Let’s add a new notebook full_greeting.Rmd
and specify the hello.Rmd
and world.R
notebooks as dependencies.
cat full_greeting.Rmd
```{r}
greeting1 = readRDS("greeting_part1.RDS")
greeting2 = readRDS("greeting_part2.RDS")
paste(greeting1,greeting2)
```
sk add full_greeting.Rmd -d hello.Rmd -d world.R
sk: Added full_greeting.Rmd
sk: Added dependency hello.Rmd to full_greeting.Rmd
sk: full_greeting.Rmd will be executed after any executions of hello.Rmd
sk: Added dependency world.R to full_greeting.Rmd
sk: full_greeting.Rmd will be executed after any executions of world.R
Executing to create report/out_html/full_greeting.html
.
Screenshot of full_greeting.html.
We see that the project map reflects the workflow configuration and “Full Greeting” was added to the navigation.

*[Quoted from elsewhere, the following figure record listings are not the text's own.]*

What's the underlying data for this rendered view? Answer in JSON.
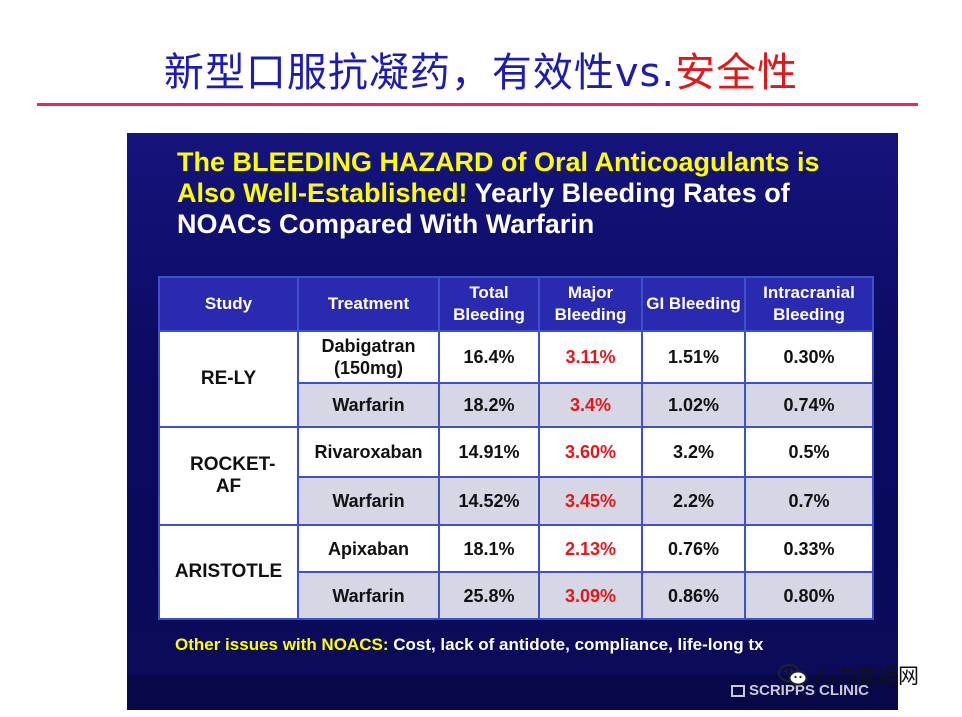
{
  "page": {
    "title_part1": "新型口服抗凝药，有效性vs.",
    "title_part2": "安全性"
  },
  "slide": {
    "heading_highlight": "The BLEEDING HAZARD of Oral Anticoagulants is Also Well-Established!",
    "heading_rest": " Yearly Bleeding Rates of NOACs Compared With Warfarin",
    "table": {
      "headers": [
        "Study",
        "Treatment",
        "Total Bleeding",
        "Major Bleeding",
        "GI Bleeding",
        "Intracranial Bleeding"
      ],
      "studies": [
        {
          "name": "RE-LY",
          "rows": [
            {
              "treatment": "Dabigatran (150mg)",
              "total": "16.4%",
              "major": "3.11%",
              "gi": "1.51%",
              "ich": "0.30%"
            },
            {
              "treatment": "Warfarin",
              "total": "18.2%",
              "major": "3.4%",
              "gi": "1.02%",
              "ich": "0.74%"
            }
          ]
        },
        {
          "name": "ROCKET-AF",
          "rows": [
            {
              "treatment": "Rivaroxaban",
              "total": "14.91%",
              "major": "3.60%",
              "gi": "3.2%",
              "ich": "0.5%"
            },
            {
              "treatment": "Warfarin",
              "total": "14.52%",
              "major": "3.45%",
              "gi": "2.2%",
              "ich": "0.7%"
            }
          ]
        },
        {
          "name": "ARISTOTLE",
          "rows": [
            {
              "treatment": "Apixaban",
              "total": "18.1%",
              "major": "2.13%",
              "gi": "0.76%",
              "ich": "0.33%"
            },
            {
              "treatment": "Warfarin",
              "total": "25.8%",
              "major": "3.09%",
              "gi": "0.86%",
              "ich": "0.80%"
            }
          ]
        }
      ]
    },
    "footer_label": "Other issues with NOACS:",
    "footer_text": " Cost, lack of antidote, compliance, life-long tx",
    "logo_text": "SCRIPPS CLINIC"
  },
  "watermark": {
    "text": "心力衰竭网",
    "icon": "wechat-icon"
  },
  "colors": {
    "title_blue": "#1c1cae",
    "title_red": "#e01818",
    "rule_pink": "#e8246e",
    "slide_bg": "#0a0a60",
    "header_bg": "#2a2ab0",
    "highlight_yellow": "#ffff00",
    "major_red": "#e01818"
  }
}
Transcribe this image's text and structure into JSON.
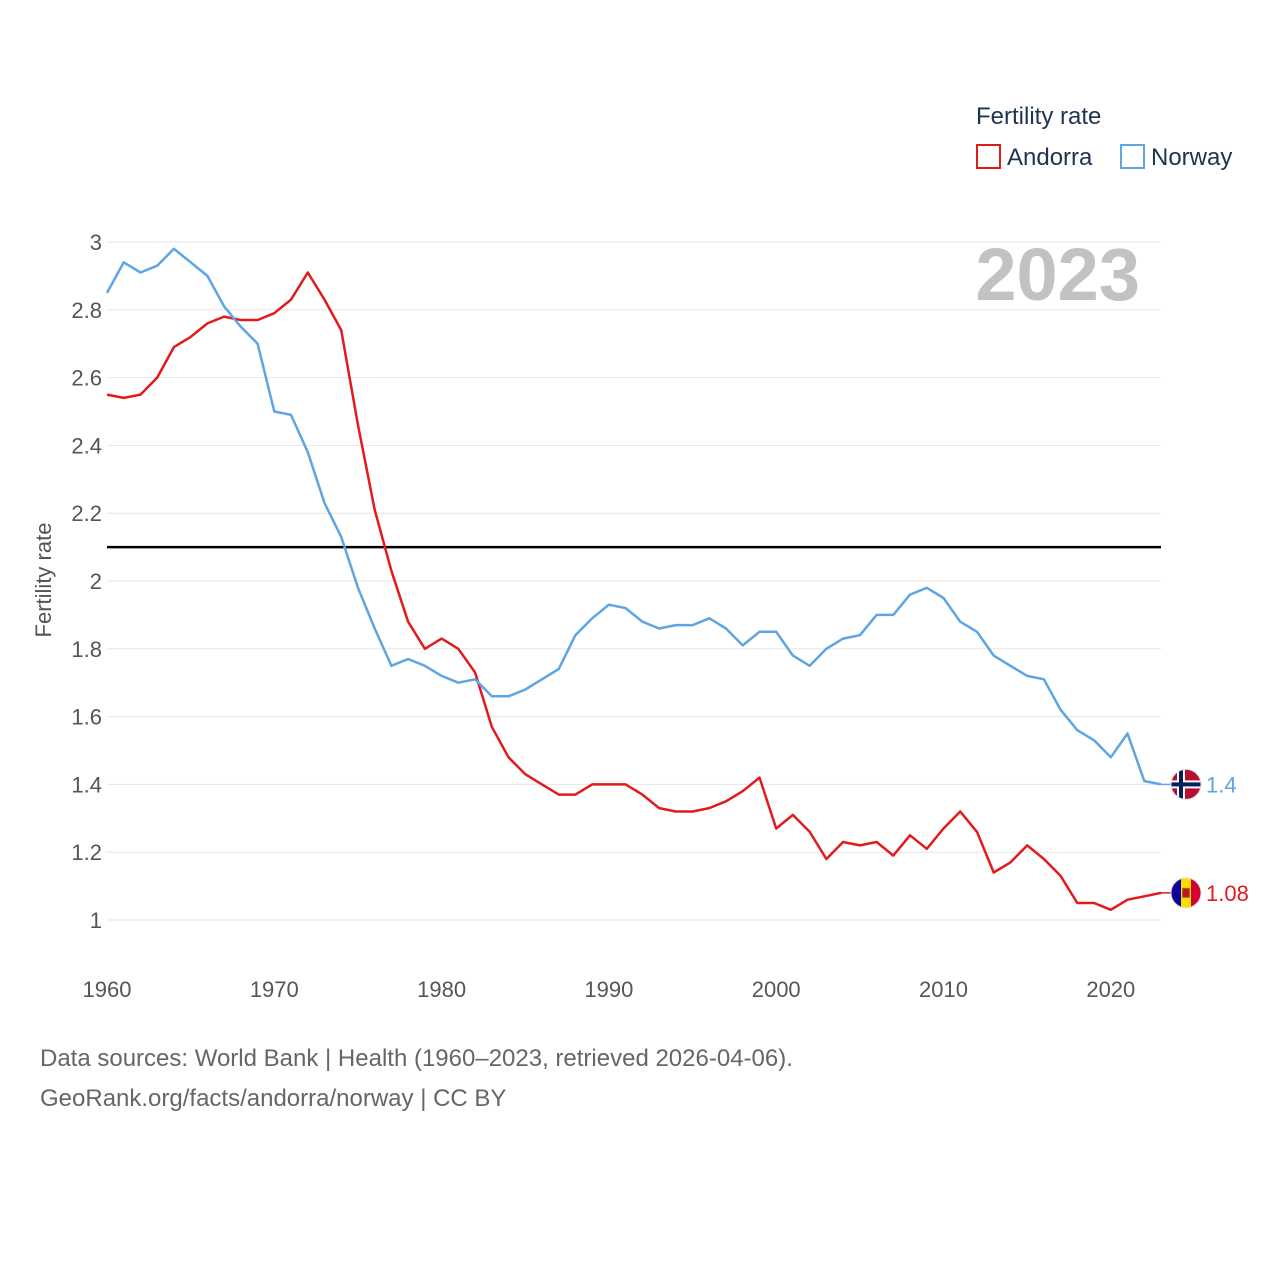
{
  "chart_data": {
    "type": "line",
    "legend_title": "Fertility rate",
    "ylabel": "Fertility rate",
    "year_label": "2023",
    "xlim": [
      1960,
      2023
    ],
    "ylim": [
      1,
      3
    ],
    "y_ticks": [
      1,
      1.2,
      1.4,
      1.6,
      1.8,
      2,
      2.2,
      2.4,
      2.6,
      2.8,
      3
    ],
    "y_tick_labels": [
      "1",
      "1.2",
      "1.4",
      "1.6",
      "1.8",
      "2",
      "2.2",
      "2.4",
      "2.6",
      "2.8",
      "3"
    ],
    "x_ticks": [
      1960,
      1970,
      1980,
      1990,
      2000,
      2010,
      2020
    ],
    "x_tick_labels": [
      "1960",
      "1970",
      "1980",
      "1990",
      "2000",
      "2010",
      "2020"
    ],
    "reference_line": 2.1,
    "x": [
      1960,
      1961,
      1962,
      1963,
      1964,
      1965,
      1966,
      1967,
      1968,
      1969,
      1970,
      1971,
      1972,
      1973,
      1974,
      1975,
      1976,
      1977,
      1978,
      1979,
      1980,
      1981,
      1982,
      1983,
      1984,
      1985,
      1986,
      1987,
      1988,
      1989,
      1990,
      1991,
      1992,
      1993,
      1994,
      1995,
      1996,
      1997,
      1998,
      1999,
      2000,
      2001,
      2002,
      2003,
      2004,
      2005,
      2006,
      2007,
      2008,
      2009,
      2010,
      2011,
      2012,
      2013,
      2014,
      2015,
      2016,
      2017,
      2018,
      2019,
      2020,
      2021,
      2022,
      2023
    ],
    "series": [
      {
        "name": "Andorra",
        "color": "#e31a1c",
        "end_label": "1.08",
        "flag": "andorra-flag",
        "values": [
          2.55,
          2.54,
          2.55,
          2.6,
          2.69,
          2.72,
          2.76,
          2.78,
          2.77,
          2.77,
          2.79,
          2.83,
          2.91,
          2.83,
          2.74,
          2.46,
          2.21,
          2.03,
          1.88,
          1.8,
          1.83,
          1.8,
          1.73,
          1.57,
          1.48,
          1.43,
          1.4,
          1.37,
          1.37,
          1.4,
          1.4,
          1.4,
          1.37,
          1.33,
          1.32,
          1.32,
          1.33,
          1.35,
          1.38,
          1.42,
          1.27,
          1.31,
          1.26,
          1.18,
          1.23,
          1.22,
          1.23,
          1.19,
          1.25,
          1.21,
          1.27,
          1.32,
          1.26,
          1.14,
          1.17,
          1.22,
          1.18,
          1.13,
          1.05,
          1.05,
          1.03,
          1.06,
          1.07,
          1.08
        ]
      },
      {
        "name": "Norway",
        "color": "#5da5e3",
        "end_label": "1.4",
        "flag": "norway-flag",
        "values": [
          2.85,
          2.94,
          2.91,
          2.93,
          2.98,
          2.94,
          2.9,
          2.81,
          2.75,
          2.7,
          2.5,
          2.49,
          2.38,
          2.23,
          2.13,
          1.98,
          1.86,
          1.75,
          1.77,
          1.75,
          1.72,
          1.7,
          1.71,
          1.66,
          1.66,
          1.68,
          1.71,
          1.74,
          1.84,
          1.89,
          1.93,
          1.92,
          1.88,
          1.86,
          1.87,
          1.87,
          1.89,
          1.86,
          1.81,
          1.85,
          1.85,
          1.78,
          1.75,
          1.8,
          1.83,
          1.84,
          1.9,
          1.9,
          1.96,
          1.98,
          1.95,
          1.88,
          1.85,
          1.78,
          1.75,
          1.72,
          1.71,
          1.62,
          1.56,
          1.53,
          1.48,
          1.55,
          1.41,
          1.4
        ]
      }
    ]
  },
  "footer": {
    "sources": "Data sources: World Bank | Health (1960–2023, retrieved 2026-04-06).",
    "credit": "GeoRank.org/facts/andorra/norway | CC BY"
  }
}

The full greeting we have created above is “Hi, World!”, but we would like it to be “Hello, World!”. We must make changes to hello.Rmd
to update the greeting1 object.
# Change from 'Hi' to 'Hello' in hello.Rmd
sed -i '' 's/Hi/Hello/g' hello.Rmd
# Inspect the change
cat hello.Rmd
A simple notebook to define the first part of our greeting.
```{r}
greeting1 = "Hello,"
# Save the greeting1 object as a file for later use
saveRDS(greeting1,"greeting_part1.RDS")
```
Simulated changes
Simulated changes
sk run
sk: Adding project map to report/out_md/index.md as report/out_md/index_tmp.md
sk: Creating site layout from scikick.yml
sk: Converting report/out_md/index_tmp.md to report/out_html/index.html
sk: Adding project map to report/out_md/world.md as report/out_md/world_tmp.md
sk: Converting report/out_md/world_tmp.md to report/out_html/world.html
sk: Executing code in hello.Rmd, outputting to report/out_md/hello.md
sk: Executing code in full_greeting.Rmd, outputting to report/out_md/full_greeting.md
sk: Adding project map to report/out_md/hello.md as report/out_md/hello_tmp.md
sk: Converting report/out_md/hello_tmp.md to report/out_html/hello.html
sk: Adding project map to report/out_md/full_greeting.md as report/out_md/full_greeting_tmp.md
sk: Converting report/out_md/full_greeting_tmp.md to report/out_html/full_greeting.html
sk: Done, homepage is report/out_html/index.html
We see above that, not only was hello.Rmd
re-executed, but full_greeting.Rmd
was also re-executed as it lists hello.Rmd
as a dependency. The final result in full_greeting.html
was updated.
Second screenshot of full_greeting.html.
The usage of sk init
, sk add
, sk status
, and sk run
as shown above is typically enough to begin using Scikick for your data analysis.